Take Google's unveiling Monday of its ``Search by Location'' service. Still in a test mode (at, it lets you type in your search term, along with address or ZIP code. Presto: Google's relevant local links.

There are glitches. As a British Web site pointed out Wednesday, type in ``sex'' and ``New York,'' and Google produces a list of convicted sex offenders based in Ohio. (We typed in ``sex'' and ``San Francisco'' and results were more on point.)

Faced with the tough challenge of providing decent local results, Google could have thrown in the towel, and let local advertisers co-opt it with the usual pay-to-play model. Money might have skewed the results, but at least they might have been more relevant than the bizarre results currently churned out. It's to Google's credit that it's holding true to its mission.

(This contrasts with Overture -- the search company that Yahoo acquired -- which launched its own local search demo several weeks ago. It provided results from local advertisers who paid for the listing. The same goes for Yahoo's shopping search, where many results list vendors who paid for their listings, ignoring equally relevant advertisers.)

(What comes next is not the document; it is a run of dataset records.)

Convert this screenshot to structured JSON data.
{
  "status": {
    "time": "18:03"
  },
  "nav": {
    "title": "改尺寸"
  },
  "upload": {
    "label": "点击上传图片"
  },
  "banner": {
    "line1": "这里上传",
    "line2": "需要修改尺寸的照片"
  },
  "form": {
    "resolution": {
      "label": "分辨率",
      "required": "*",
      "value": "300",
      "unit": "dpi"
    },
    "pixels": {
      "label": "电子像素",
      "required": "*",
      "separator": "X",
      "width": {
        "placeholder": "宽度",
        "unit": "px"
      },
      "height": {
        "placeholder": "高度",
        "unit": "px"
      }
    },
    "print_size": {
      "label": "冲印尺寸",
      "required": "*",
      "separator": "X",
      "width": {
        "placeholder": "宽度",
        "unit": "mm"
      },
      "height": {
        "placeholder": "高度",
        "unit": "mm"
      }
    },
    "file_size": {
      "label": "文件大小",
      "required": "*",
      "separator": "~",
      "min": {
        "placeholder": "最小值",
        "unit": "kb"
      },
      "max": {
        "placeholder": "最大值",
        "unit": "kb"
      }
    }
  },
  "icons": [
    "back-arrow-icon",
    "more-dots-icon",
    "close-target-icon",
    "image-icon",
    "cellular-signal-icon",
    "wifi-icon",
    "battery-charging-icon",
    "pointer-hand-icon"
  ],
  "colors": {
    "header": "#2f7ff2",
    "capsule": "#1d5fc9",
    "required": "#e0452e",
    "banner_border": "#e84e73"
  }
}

Another Microsoft comparison was made by Brin himself: At a San Jose search engine conference last month, he suggested Microsoft is a model worth emulating when it comes to a heady initial public offering: ``Other companies have built a culture where they escape relatively unscathed,'' he said. ``Look at Microsoft.''

In fact, comparisons with Microsoft's culture are more apt when referring to Google's passion for technology. Like Microsoft, Google in its early years has been dismissive of the marketing culture embodied by eager-beaver MBAs. Even Kapor admits that Google has built a culture of ``technical excellence.'' This passion is what John Doerr, venture capitalist at Kleiner Perkins Caufield & Byers and major backer of Google, says distinguishes the great tech companies in the valley from the also-rans.

Google, he said, is largely populated by missionaries. ``Mercenaries have a lust for making money, full stop,'' Doerr explains. ``Missionaries lust for making meaning, and money also. It's the difference between drive and a paranoia, which the mercenaries have plenty of, and passion, which the missionaries have,'' he says. ``It's the difference between obsessing on financial statements, and obsessing on the mission and value statements.''

Wonkishness often rules at Google meetings. Says Doerr: ``I'm just as likely to find them in a meeting talking about how we can get clean water to the world, or innovate power technologies to halve global emissions, or run distributed simulations of protein-folding problems on willing Google customers' computers during their spare time -- as about how we can keep enhancing the quality of search.''

Doerr too makes comparisons with Microsoft: ``You've got to be really smart. Like Microsoft, its hard to get hired at Google.''

PS: Doerr did not respond to a request for comment about recent rumors that Google might buy up Friendster, the dating Web site that allows friends to hook up with friends of their friends. But someone else high in the hierarchy at Google, who requested anonymity, said he was unaware of any such plans -- at least for now.